Introduction by TJ Corona, Senior R&D Engineer at Kitware
The development team at Coreform have extended VTK’s support for higher order cells to include another class of cell types to VTK that are described using rational Bézier shape functions. As a result, VTK is now able to accept shapes from input sources that internally use Bézier shapes without having to translate or approximate the input cell information. VTK can also now model different shapes that it couldn’t in the past.
VTK 8.1.0 saw the introduction of Lagrange Finite Elements to VTK. These cells use Lagrange polynomials as basis functions to describe the geometry of 2- and 3-dimensional cells. There are other sets of basis functions that are often used to describe higher-order finite elements, and each have different mathematical properties that make them useful for certain tasks. For example, Lagrange shape functions have the property that the function they represent is guaranteed to go through each of its control points.

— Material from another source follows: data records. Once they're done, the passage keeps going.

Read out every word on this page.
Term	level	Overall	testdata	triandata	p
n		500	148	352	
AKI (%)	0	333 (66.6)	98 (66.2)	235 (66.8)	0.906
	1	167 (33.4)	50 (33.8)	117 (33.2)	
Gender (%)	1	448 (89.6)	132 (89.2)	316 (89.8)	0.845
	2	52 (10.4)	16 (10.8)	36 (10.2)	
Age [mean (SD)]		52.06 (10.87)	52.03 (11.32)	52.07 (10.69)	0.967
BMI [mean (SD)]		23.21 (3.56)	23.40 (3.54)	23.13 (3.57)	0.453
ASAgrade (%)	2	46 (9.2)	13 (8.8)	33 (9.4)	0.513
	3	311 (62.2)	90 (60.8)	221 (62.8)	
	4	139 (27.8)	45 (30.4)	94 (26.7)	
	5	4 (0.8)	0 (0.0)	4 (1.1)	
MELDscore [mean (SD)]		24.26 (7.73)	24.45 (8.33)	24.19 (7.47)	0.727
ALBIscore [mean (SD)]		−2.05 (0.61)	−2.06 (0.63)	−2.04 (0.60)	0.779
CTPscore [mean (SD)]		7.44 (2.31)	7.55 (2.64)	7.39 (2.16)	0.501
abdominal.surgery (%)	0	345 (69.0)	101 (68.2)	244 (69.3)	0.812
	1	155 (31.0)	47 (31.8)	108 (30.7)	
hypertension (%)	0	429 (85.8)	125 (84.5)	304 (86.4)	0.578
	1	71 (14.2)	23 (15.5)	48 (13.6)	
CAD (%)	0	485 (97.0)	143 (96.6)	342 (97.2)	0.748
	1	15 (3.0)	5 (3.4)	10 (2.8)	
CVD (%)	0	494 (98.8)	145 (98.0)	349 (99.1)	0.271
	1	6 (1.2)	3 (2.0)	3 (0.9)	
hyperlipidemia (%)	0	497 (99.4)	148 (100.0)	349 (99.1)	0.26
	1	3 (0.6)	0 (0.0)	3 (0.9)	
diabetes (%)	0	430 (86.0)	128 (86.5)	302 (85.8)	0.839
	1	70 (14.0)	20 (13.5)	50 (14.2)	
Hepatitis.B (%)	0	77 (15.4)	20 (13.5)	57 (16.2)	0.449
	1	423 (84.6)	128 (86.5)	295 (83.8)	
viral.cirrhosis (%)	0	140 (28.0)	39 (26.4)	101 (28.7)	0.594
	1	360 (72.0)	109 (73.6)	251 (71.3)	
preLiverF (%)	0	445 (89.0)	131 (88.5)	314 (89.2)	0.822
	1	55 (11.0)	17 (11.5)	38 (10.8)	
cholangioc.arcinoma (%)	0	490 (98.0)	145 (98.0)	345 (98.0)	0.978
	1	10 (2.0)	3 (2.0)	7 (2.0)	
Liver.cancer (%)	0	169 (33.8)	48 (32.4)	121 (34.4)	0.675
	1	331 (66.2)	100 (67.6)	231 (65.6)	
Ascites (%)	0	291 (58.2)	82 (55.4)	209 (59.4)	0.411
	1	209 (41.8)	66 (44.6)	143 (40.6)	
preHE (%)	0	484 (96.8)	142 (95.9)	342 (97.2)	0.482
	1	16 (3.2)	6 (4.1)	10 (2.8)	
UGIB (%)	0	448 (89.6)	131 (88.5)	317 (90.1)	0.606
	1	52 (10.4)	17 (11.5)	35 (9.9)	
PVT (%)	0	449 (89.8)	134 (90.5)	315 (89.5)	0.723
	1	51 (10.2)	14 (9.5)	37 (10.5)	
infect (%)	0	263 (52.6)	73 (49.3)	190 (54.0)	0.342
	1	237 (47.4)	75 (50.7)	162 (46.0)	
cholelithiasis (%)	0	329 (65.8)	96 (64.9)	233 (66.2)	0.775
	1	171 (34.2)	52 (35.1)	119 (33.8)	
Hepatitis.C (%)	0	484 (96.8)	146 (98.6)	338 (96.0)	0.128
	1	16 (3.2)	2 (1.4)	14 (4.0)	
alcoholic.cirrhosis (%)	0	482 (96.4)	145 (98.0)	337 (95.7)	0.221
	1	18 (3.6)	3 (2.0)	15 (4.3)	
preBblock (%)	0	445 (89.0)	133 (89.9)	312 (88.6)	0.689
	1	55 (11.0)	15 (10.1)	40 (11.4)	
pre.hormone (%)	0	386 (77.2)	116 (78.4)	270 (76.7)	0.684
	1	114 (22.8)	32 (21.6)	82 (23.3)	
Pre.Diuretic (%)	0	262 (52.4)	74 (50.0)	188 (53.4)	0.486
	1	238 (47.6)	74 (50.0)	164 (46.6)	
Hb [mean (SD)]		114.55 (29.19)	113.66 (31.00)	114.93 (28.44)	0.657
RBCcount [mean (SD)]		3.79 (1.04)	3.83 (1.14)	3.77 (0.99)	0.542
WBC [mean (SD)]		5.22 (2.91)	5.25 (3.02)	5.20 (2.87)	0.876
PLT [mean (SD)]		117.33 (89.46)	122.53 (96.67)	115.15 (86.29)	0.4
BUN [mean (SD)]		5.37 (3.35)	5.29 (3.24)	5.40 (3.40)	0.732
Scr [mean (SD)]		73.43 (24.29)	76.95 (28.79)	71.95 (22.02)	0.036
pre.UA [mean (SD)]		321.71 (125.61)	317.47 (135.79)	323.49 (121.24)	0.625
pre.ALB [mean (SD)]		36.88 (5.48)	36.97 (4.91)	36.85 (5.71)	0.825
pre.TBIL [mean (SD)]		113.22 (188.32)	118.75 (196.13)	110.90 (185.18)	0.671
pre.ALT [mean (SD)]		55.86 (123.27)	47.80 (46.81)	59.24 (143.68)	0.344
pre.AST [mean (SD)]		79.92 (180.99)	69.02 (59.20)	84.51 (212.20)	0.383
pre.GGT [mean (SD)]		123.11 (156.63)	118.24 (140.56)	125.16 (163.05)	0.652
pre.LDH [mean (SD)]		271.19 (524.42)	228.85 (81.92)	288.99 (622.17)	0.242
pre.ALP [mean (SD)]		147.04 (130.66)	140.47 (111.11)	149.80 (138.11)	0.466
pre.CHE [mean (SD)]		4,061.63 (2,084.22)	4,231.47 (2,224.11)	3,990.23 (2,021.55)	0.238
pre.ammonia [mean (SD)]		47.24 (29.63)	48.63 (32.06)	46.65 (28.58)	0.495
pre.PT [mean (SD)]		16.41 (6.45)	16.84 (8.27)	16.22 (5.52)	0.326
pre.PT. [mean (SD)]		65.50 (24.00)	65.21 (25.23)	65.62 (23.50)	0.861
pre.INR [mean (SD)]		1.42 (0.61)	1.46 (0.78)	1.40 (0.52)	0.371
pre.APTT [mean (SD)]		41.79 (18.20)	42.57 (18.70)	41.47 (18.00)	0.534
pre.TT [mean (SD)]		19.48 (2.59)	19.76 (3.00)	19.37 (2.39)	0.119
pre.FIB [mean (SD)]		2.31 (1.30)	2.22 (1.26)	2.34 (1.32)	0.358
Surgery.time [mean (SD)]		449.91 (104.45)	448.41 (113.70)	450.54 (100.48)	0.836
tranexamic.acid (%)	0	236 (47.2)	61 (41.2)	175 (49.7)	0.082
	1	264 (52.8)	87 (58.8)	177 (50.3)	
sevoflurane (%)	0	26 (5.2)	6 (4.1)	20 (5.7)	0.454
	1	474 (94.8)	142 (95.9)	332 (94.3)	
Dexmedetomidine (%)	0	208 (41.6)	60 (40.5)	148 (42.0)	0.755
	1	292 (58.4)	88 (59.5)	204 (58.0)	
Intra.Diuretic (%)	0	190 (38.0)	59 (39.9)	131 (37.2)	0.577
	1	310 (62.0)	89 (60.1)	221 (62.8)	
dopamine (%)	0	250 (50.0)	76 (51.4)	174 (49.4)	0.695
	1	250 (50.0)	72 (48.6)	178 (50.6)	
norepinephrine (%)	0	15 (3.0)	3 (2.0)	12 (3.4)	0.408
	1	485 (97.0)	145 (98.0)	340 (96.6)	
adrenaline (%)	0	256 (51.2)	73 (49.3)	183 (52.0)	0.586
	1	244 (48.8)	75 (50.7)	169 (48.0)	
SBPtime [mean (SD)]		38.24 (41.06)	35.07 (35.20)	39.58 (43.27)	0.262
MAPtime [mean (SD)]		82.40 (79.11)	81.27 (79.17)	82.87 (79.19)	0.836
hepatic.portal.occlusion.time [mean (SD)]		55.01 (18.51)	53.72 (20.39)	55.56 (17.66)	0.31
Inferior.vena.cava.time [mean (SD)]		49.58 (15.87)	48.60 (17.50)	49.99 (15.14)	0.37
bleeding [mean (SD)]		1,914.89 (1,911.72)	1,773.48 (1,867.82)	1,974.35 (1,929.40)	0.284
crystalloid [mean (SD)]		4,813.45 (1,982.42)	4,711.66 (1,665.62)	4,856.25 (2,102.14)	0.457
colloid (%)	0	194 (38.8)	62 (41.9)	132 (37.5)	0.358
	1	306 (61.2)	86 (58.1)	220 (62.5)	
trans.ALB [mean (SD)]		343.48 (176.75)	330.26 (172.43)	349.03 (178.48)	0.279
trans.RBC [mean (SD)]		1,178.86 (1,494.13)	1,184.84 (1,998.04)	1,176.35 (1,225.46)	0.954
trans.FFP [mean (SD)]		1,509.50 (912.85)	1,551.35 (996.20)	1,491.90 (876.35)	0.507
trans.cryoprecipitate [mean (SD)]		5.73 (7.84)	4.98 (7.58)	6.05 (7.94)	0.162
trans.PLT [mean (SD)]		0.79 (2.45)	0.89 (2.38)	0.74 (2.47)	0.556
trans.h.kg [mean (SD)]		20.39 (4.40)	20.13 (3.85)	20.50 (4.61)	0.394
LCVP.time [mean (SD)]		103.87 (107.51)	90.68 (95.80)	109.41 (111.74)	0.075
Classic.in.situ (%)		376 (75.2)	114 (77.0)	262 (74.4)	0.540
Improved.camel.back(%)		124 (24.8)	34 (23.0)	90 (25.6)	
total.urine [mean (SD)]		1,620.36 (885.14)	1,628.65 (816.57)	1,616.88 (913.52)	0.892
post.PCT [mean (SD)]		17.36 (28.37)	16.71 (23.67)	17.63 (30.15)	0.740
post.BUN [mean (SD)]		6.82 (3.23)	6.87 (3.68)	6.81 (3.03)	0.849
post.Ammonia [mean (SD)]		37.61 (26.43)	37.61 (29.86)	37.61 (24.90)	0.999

Another set of basis functions, called Bernstein-Bézier functions (hereafter referred to simply as Bézier functions), are frequently used due to their geometric scaling properties and the fact that the functions’ control points constitute a convex hull for their domain. When rational weights are assigned to the control points of a Bézier cell, Bézier cells can conform to an even greater number of shapes. For these reasons, Computer-Aided Design (CAD) software most commonly employ Bézier shape functions to model geometric elements.